Впрочем, все это можно вывернуть наизнанку. "Маленькое" искусство, назовите его хоть постмодернизмом, хоть концептуализмом, не существует вне магнитного поля смердящей державности. Сорокин не зря берет омертвелый культ Достоевского в качестве фабулообразующего мотива. Московская, скажем, архитектура, даром что дает массу поводов для смеха, на подобную роль не годится, ибо живехонька.
Хотя что там древо жизни — оно не ново. Минувшая неделя подарила бескорыстному ценителю другую, лучшую усладу. Дума приняла в первом чтении Закон. С большой буквы, говорухинский, порнографический. (Назвать бы климактерическим. Но родная речь стыдлива, извилиста — прямое определение не приживется.) Вещица превосходная, не оторвешься. "Настоящий закон призван обеспечить права на свободу мысли и слова... опираясь на традиции, присущие народам России, национальные обычаи и нравы". Кто — Говорухин Станислав или Волчек Галина, Губенко Николай или Мень Михаил — объяснит, как можно обеспечить свободу, опираясь на традиции? Иначе спросим: а Достоевского-то читали? Ну раз читали, вспомните-ка: "Я выхожу из бесконечной свободы и заключаю бесконечным деспотизмом". Удивительная шигалевская логика нам дорога как реликт, как древо жизни — нечто оттепельное, романтическое. "Обеспечить формирование сексуальной культуры". Может, не надо обеспечивать? Делом займитесь, а?
Но делом занимаются совсем другие люди. Анатолий Гаврилов представил в Москве свою книжку и редактируемый им альманах "Стропила". И вот в альманахе неизвестный Думе писатель Иван Макаров напечатал очень ясную вещь. "Пролетариат,— пишет Макаров,— это вовсе не тот, кто одни только цепи имеет. Это доктора выдумали. Пролетариат — это тот, чья жизнь разделена и разъята: на свою и чужую; чужую на работе и свою собственную, оставшуюся, которая и есть жизнь сама по себе".

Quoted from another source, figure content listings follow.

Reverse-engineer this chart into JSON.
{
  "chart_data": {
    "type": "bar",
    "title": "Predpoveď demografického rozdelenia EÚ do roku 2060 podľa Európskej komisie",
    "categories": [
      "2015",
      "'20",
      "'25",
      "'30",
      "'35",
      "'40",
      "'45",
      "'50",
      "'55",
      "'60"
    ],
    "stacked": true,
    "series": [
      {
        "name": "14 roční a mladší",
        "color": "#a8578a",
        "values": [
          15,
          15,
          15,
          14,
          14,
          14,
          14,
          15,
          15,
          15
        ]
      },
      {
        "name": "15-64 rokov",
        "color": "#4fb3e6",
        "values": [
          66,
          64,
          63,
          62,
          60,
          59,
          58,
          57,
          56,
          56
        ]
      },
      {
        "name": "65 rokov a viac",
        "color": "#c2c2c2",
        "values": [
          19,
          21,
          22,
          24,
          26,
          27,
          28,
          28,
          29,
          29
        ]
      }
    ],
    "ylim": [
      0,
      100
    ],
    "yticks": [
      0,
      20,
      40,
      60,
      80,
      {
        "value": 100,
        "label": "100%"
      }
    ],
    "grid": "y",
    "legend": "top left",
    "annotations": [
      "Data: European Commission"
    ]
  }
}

Осталось разъяснить последнее — почему стропила? Вот почему, объясняет Анатолий Гаврилов. "Брус, конечно, хорошо, но дорого. Можно и доски, сказал кто-то. Доска обрезная, шестиметровая, сырая, кривая. Сойдет, сказал кто-то, ставьте на всю длину. Получилось слишком высоко и криво. Проснешься ветреной ночью и думаешь: как они там, стропила?"